Similarly, you would be hard-pressed to find it working for companies. For example, when companies decide that their products need to have a “smart” feature, is it just so that it connects to our phones and therefore is relevant? Why do I need to check my phone to see if the pan I’ve placed on the stove is hot enough? Seriously, that’s a thing. In an effort to seem relevant, companies will sometimes gravitate blindly towards trends. This does not make a company viable. In fact, it might lead to the opposite (and often does).
And within some of our companies, we’ve jumped the shark. The life support has been turned on for a department within your organization. How did we get to this place? HR, for example, often lives in fear that their department will be cut in some way. And while it is not uncommon for HR to be one of the departments to experience a RIF if the time comes, does it happen because of a self-fulfilling prophecy? If I think no one will ask me to the prom, I am likely walking around as if no one will ask me to the prom. Those sad people will end up home on prom night sulking and eating a half gallon of ice cream while watching The Notebook on demand (this is what I’ve heard happens…I did not experience this, I swear). HR can suffer from such an esteem issue.
Perhaps our department is trying to add more to what we do out of desperation for our leadership to see us as relevant. We don’t sit home and eat ice cream, but rather, we explode into employee engagement – incentivizing, surveying, programizing.

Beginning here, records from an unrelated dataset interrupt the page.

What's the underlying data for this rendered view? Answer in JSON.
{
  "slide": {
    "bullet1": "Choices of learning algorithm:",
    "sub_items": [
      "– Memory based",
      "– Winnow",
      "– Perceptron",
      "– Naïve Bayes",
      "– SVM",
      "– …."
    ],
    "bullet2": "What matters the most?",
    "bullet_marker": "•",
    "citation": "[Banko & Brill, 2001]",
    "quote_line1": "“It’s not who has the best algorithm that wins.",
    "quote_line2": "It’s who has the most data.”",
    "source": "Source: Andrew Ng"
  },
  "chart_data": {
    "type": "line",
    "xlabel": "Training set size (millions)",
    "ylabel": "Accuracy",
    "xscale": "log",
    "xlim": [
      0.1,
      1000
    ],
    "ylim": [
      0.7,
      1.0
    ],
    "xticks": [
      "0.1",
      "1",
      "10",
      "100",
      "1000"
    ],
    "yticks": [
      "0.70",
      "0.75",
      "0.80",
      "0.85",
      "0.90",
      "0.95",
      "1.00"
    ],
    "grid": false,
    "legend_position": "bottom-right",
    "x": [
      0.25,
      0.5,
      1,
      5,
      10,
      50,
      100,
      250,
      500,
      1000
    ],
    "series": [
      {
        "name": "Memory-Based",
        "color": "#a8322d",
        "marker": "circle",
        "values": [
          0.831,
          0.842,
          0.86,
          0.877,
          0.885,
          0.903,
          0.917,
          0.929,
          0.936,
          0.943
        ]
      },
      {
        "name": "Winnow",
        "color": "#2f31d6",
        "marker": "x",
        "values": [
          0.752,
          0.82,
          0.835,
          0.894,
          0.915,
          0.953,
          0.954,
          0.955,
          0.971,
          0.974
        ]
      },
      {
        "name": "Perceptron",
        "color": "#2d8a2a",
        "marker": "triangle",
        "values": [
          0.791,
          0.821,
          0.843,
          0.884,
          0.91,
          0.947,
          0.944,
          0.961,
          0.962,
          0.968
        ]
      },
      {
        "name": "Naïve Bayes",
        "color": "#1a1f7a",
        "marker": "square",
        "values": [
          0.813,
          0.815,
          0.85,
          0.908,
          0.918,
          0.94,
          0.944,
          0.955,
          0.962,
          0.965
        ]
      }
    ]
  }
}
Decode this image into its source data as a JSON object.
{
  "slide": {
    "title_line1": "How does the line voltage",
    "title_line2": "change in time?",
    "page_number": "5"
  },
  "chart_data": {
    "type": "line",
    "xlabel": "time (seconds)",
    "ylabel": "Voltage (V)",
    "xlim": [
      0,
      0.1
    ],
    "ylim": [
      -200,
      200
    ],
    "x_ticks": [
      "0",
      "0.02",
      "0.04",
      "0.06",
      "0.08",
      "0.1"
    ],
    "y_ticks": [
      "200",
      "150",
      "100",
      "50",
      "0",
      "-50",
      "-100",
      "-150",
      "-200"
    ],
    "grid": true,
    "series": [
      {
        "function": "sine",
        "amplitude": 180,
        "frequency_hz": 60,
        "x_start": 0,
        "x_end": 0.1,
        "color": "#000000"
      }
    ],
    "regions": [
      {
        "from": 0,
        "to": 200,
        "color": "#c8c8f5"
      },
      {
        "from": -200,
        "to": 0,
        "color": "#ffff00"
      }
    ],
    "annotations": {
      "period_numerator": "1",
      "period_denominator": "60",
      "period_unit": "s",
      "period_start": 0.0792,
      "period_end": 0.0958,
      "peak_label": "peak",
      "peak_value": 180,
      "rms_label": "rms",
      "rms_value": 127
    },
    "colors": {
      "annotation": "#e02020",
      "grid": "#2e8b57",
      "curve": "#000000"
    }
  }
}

We believe that this is the level of visible relevance we need to show. See, we’re busy and we matter. Can we get a contract for another 12 episodes, please? Longevity does not mean impact. This is a hard reality. We believe, deep down, that if we last, we’re relevant.
That is not true.
Our relevance comes from true, measurable impact in our organizations. What is it we actually offer and fulfill? What is the business bottom line that we’re impacting? What’s been our effect on process, service or sales? And while the latest and greatest may not be the route to go, how do you know? Study the trends. Understand fit. Consider philosophy. Take action.
The challenge of knowing our people well – skills, aptitudes – is a vital offering that we can bring. Proactively look for ways to make that priority happen. From there, you can reference those results against the performance outcomes. Measuring process and results are a universal language that require no posturing.
Shake off the demons of feigned relevance. They don’t define success, nor do they define you. Start attacking the work in front of you with passion and use the skills that have been dormant for a bit. Assess what’s working, what’s not, develop a plan, gather resources and act out of greatness.